Government sources have hinted at major changes to the tax regime in the upcoming Union Budget 2025-2026, such as exempting annual incomes up to Rs 10 lakh from taxation and introducing a new 25% tax slab for incomes ranging from Rs 15 lakh to Rs 20 lakh, as reported by Business Standard.
The government is considering two options: Making annual income up to Rs 10 lakh tax-free or introducing a new 25 per cent tax bracket for income between Rs 15 lakh and Rs 20 lakh. Currently, income above Rs 15 lakh is taxed at 30 per cent.

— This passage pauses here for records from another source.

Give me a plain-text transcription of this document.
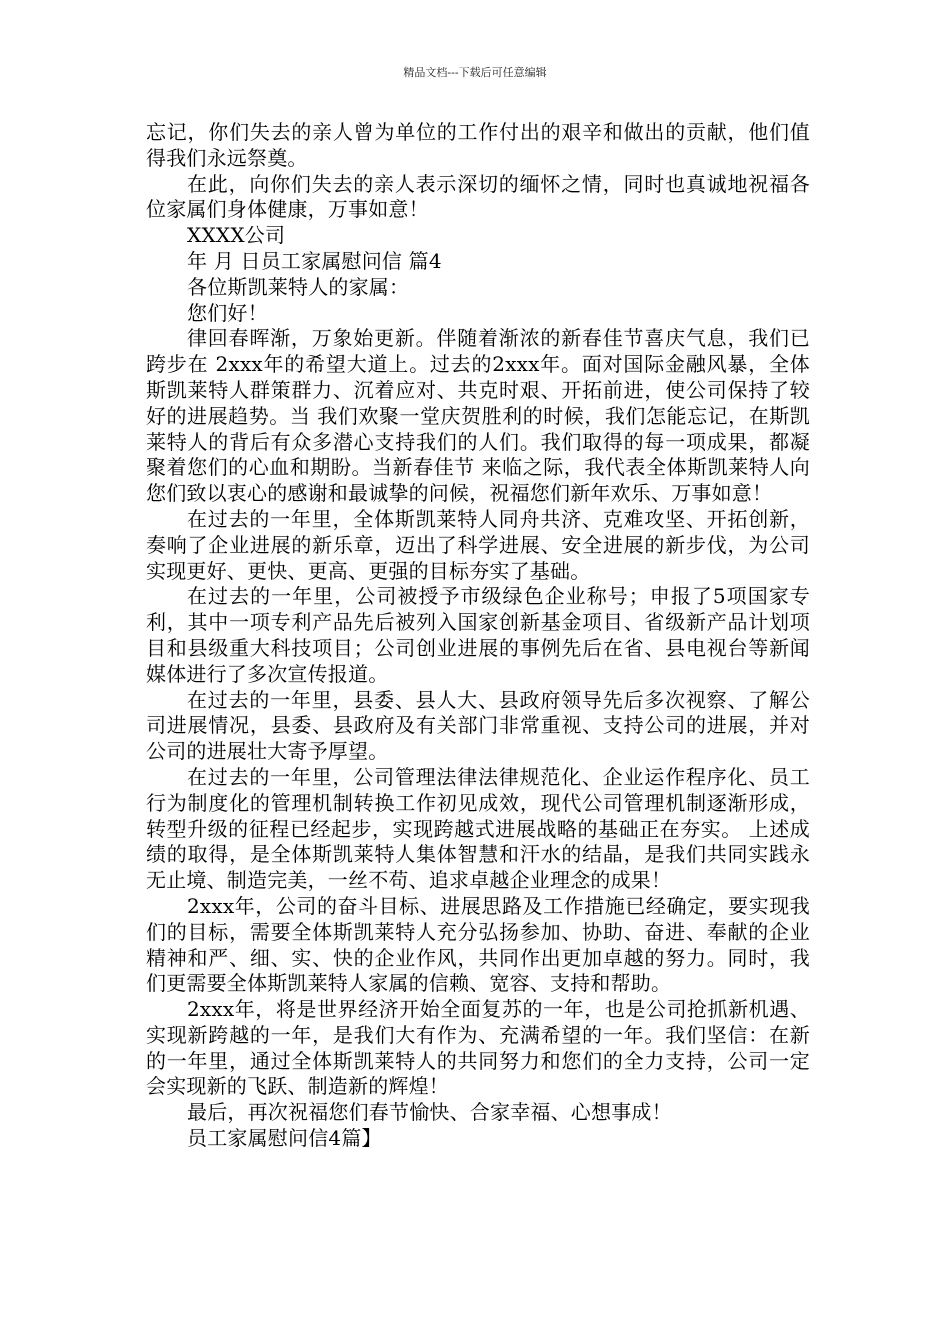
精品文档---下载后可任意编辑

忘记，你们失去的亲人曾为单位的工作付出的艰辛和做出的贡献，他们值得我们永远祭奠。

在此，向你们失去的亲人表示深切的缅怀之情，同时也真诚地祝福各位家属们身体健康，万事如意！

XXXX公司

年 月 日员工家属慰问信 篇4

各位斯凯莱特人的家属：

您们好！

律回春晖渐，万象始更新。伴随着渐浓的新春佳节喜庆气息，我们已跨步在 2xxx年的希望大道上。过去的2xxx年。面对国际金融风暴，全体斯凯莱特人群策群力、沉着应对、共克时艰、开拓前进，使公司保持了较好的进展趋势。当 我们欢聚一堂庆贺胜利的时候，我们怎能忘记，在斯凯莱特人的背后有众多潜心支持我们的人们。我们取得的每一项成果，都凝聚着您们的心血和期盼。当新春佳节 来临之际，我代表全体斯凯莱特人向您们致以衷心的感谢和最诚挚的问候，祝福您们新年欢乐、万事如意！

在过去的一年里，全体斯凯莱特人同舟共济、克难攻坚、开拓创新，奏响了企业进展的新乐章，迈出了科学进展、安全进展的新步伐，为公司实现更好、更快、更高、更强的目标夯实了基础。

在过去的一年里，公司被授予市级绿色企业称号；申报了5项国家专利，其中一项专利产品先后被列入国家创新基金项目、省级新产品计划项目和县级重大科技项目；公司创业进展的事例先后在省、县电视台等新闻媒体进行了多次宣传报道。

在过去的一年里，县委、县人大、县政府领导先后多次视察、了解公司进展情况，县委、县政府及有关部门非常重视、支持公司的进展，并对公司的进展壮大寄予厚望。

在过去的一年里，公司管理法律法律规范化、企业运作程序化、员工行为制度化的管理机制转换工作初见成效，现代公司管理机制逐渐形成，转型升级的征程已经起步，实现跨越式进展战略的基础正在夯实。 上述成绩的取得，是全体斯凯莱特人集体智慧和汗水的结晶，是我们共同实践永无止境、制造完美，一丝不苟、追求卓越企业理念的成果！

2xxx年，公司的奋斗目标、进展思路及工作措施已经确定，要实现我们的目标，需要全体斯凯莱特人充分弘扬参加、协助、奋进、奉献的企业精神和严、细、实、快的企业作风，共同作出更加卓越的努力。同时，我们更需要全体斯凯莱特人家属的信赖、宽容、支持和帮助。

2xxx年，将是世界经济开始全面复苏的一年，也是公司抢抓新机遇、实现新跨越的一年，是我们大有作为、充满希望的一年。我们坚信：在新的一年里，通过全体斯凯莱特人的共同努力和您们的全力支持，公司一定会实现新的飞跃、制造新的辉煌！

最后，再次祝福您们春节愉快、合家幸福、心想事成！

员工家属慰问信4篇】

A government source stated: “We are evaluating both options. If our budget allows, we may implement both measures — making income up to Rs 10 lakh tax-free and introducing a 25 per cent slab for income between Rs 15 lakh and Rs 20 lakh.”
The government is willing to absorb a potential revenue loss of Rs 50,000 crore to Rs 1 lakh crore to provide relief in income tax. This anticipated tax relief is expected to stimulate urban consumption, especially during a period of slowed GDP growth (Q2FY25 reported a seven-quarter low of 5.4 per cent).
As of now, individuals making up to Rs 7.75 lakh have no tax liability due to the presence of the Rs 75,000 standard deduction.
According to Akhilesh Ranjan, an advisor at PwC and former member of the CBDT, it would be more beneficial for the government to implement a 25% tax slab for individuals earning between Rs 15 lakh and Rs 20 lakh. This move could potentially increase consumption by putting more money in the hands of these taxpayers, who are likely to spend on consumer durable goods such as refrigerators and televisions.
Most experts anticipate that budget 2025 will bring changes to the personal income tax provisions under the new regime. However, Ankit Jain, a Partner at Ved Jain & Associates, a tax firm, suggests that the old tax regime should not be dismissed. Instead, he proposes that the government could maintain it as a viable alternative to the new regime, accommodating various taxpayer preferences and financial circumstances.
Jain emphasizes the importance of the old tax regime, which takes into account taxpayers' actual expenses, such as rent, home loan repayments, school tuition fees, and other essential costs. While the government seems to be leaning towards the new tax regime, Jain advocates for the retention of the old system to properly reward and recognize taxpayers based on their financial obligations.